Although myasthenia gravis can affect any muscle, it most commonly affects muscles that connect to your bones (or, skeletal muscles). These muscles support body functions such as breathing and body movement in the arms and legs.
Your healthcare provider will use a combination of blood, nerve, muscle, and imaging tests to make an MG diagnosis. Currently, there is no known cure for myasthenia gravis, but treatments help reduce symptoms and minimize possible side effects from medications.
Myasthenia Gravis Symptoms
Myasthenia gravis causes weakness in the skeletal muscles. This muscle weakness usually worsens after activity and improves after periods of rest. Although the condition can affect any muscle, it most commonly affects muscles that control the following:
Eye and eyelid movement
Facial expressions
Talking
Chewing and swallowing
The onset (or, start) of MG can often be sudden. People experience different levels of muscle weakness. Other symptoms of myasthenia gravis include:
Weakness in the arms, hands, fingers, legs, and neck
Drooping of one or both eyelids (ptosis)
Trouble talking
Blurred or double vision
Feeling like you are not getting enough air or shortness of breath
Trouble swallowing
Types
Muscle weakness and fatigue can be localized (affecting specific muscles) or affect multiple muscles. Myasthenia gravis is classified as generalized or ocular. Transient neonatal is a temporary form of MG that affects newborns.

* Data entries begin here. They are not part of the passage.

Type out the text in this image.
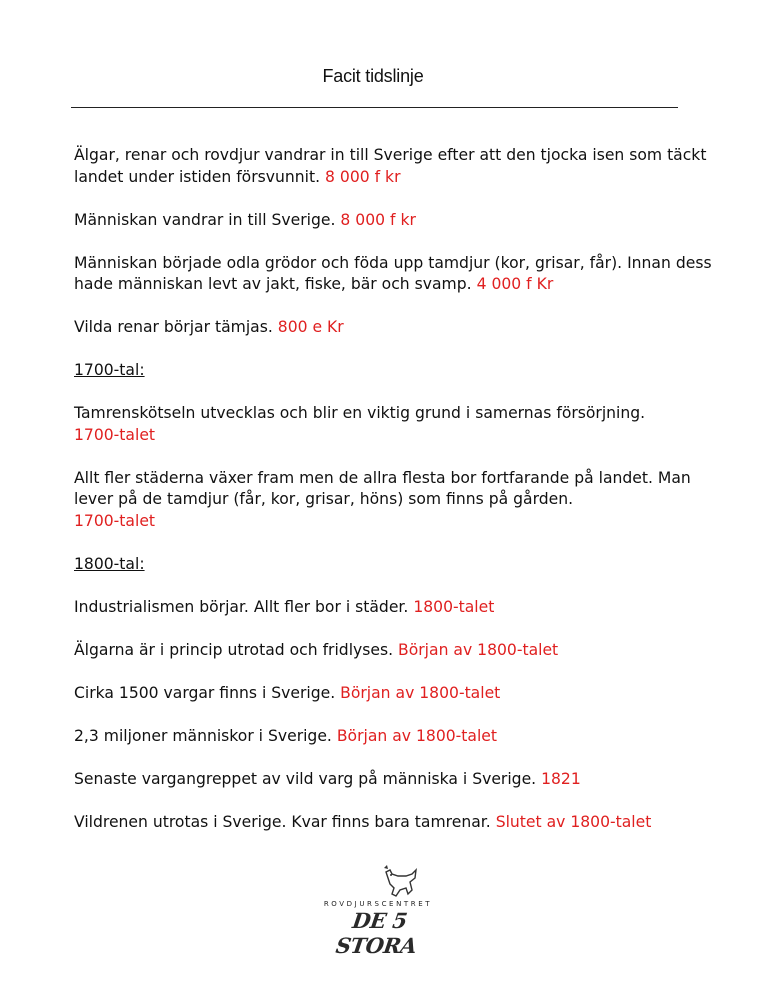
Facit tidslinje

Älgar, renar och rovdjur vandrar in till Sverige efter att den tjocka isen som täckt landet under istiden försvunnit. 8 000 f kr

Människan vandrar in till Sverige. 8 000 f kr

Människan började odla grödor och föda upp tamdjur (kor, grisar, får). Innan dess hade människan levt av jakt, fiske, bär och svamp. 4 000 f Kr

Vilda renar börjar tämjas. 800 e Kr

1700-tal:

Tamrenskötseln utvecklas och blir en viktig grund i samernas försörjning.
1700-talet

Allt fler städerna växer fram men de allra flesta bor fortfarande på landet. Man lever på de tamdjur (får, kor, grisar, höns) som finns på gården.
1700-talet

1800-tal:

Industrialismen börjar. Allt fler bor i städer. 1800-talet

Älgarna är i princip utrotad och fridlyses. Början av 1800-talet

Cirka 1500 vargar finns i Sverige. Början av 1800-talet

2,3 miljoner människor i Sverige. Början av 1800-talet

Senaste vargangreppet av vild varg på människa i Sverige. 1821

Vildrenen utrotas i Sverige. Kvar finns bara tamrenar. Slutet av 1800-talet

ROVDJURSCENTRET
DE 5 STORA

Generalized Myasthenia Gravis
Generalized myasthenia gravis describes symptoms that affect multiple muscle groups. This type of MG typically affects:
Muscles in the eyes, face, jaw, and throat area
Arms and legs muscles
Muscles involved in breathing (respiratory muscles)
Ocular Myasthenia Gravis
Ocular myasthenia gravis describes symptoms that are limited only to your eye muscles. Symptoms of ocular myasthenia gravis are mistaken for a stroke in the brainstem or nerves that control eye movements. Graves' disease (another autoimmune condition) is often misdiagnosed as ocular MG.
Transient Neonatal Myasthenia Gravis
Transient neonatal myasthenia gravis occurs in babies born to mothers with the condition. Newborns develop this temporary form of MG 48 hours after birth. In addition to muscles weakness, newborns experience symptoms such as:
Impaired sucking or swallowing
A weak cry
Low muscle tone (hypotonia)
Little spontaneous movement
These symptoms may last for days to weeks. After some time, infants gain normal muscle strength.
What Causes Myasthenia Gravis?
Myasthenia gravis is an autoimmune condition that affects the nerve-muscle junction—where nerve endings connect with muscles. The immune system creates antibodies that block the flow of nerve signals to muscles. This leads to hallmark MG symptoms such as decreased muscle movement and muscle weakness.
Anti-Acetylcholine Receptor Antibodies
When the immune system functions normally, it makes antibodies that bind to harmful germs and mark them for destruction. The immune system uses this process to protect the body from harmful substances like toxins, bacteria, or viruses.
In myasthenia gravis, the immune system makes antibodies that block, alter, or destroy receptors for acetylcholine—a chemical that nerve cells use to communicate. When electric signals travel through a motor nerve, the nerve releases acetylcholine which binds to acetylcholine receptors on muscle fibers. This causes muscles to contract.
Antibodies that block, alter, or destroy receptors for acetylcholine are called anti-acetylcholine receptor antibodies (anti-AChR). As the anti-acetylcholine receptor antibodies continue to destroy acetylcholine receptors, the number of receptors decreases.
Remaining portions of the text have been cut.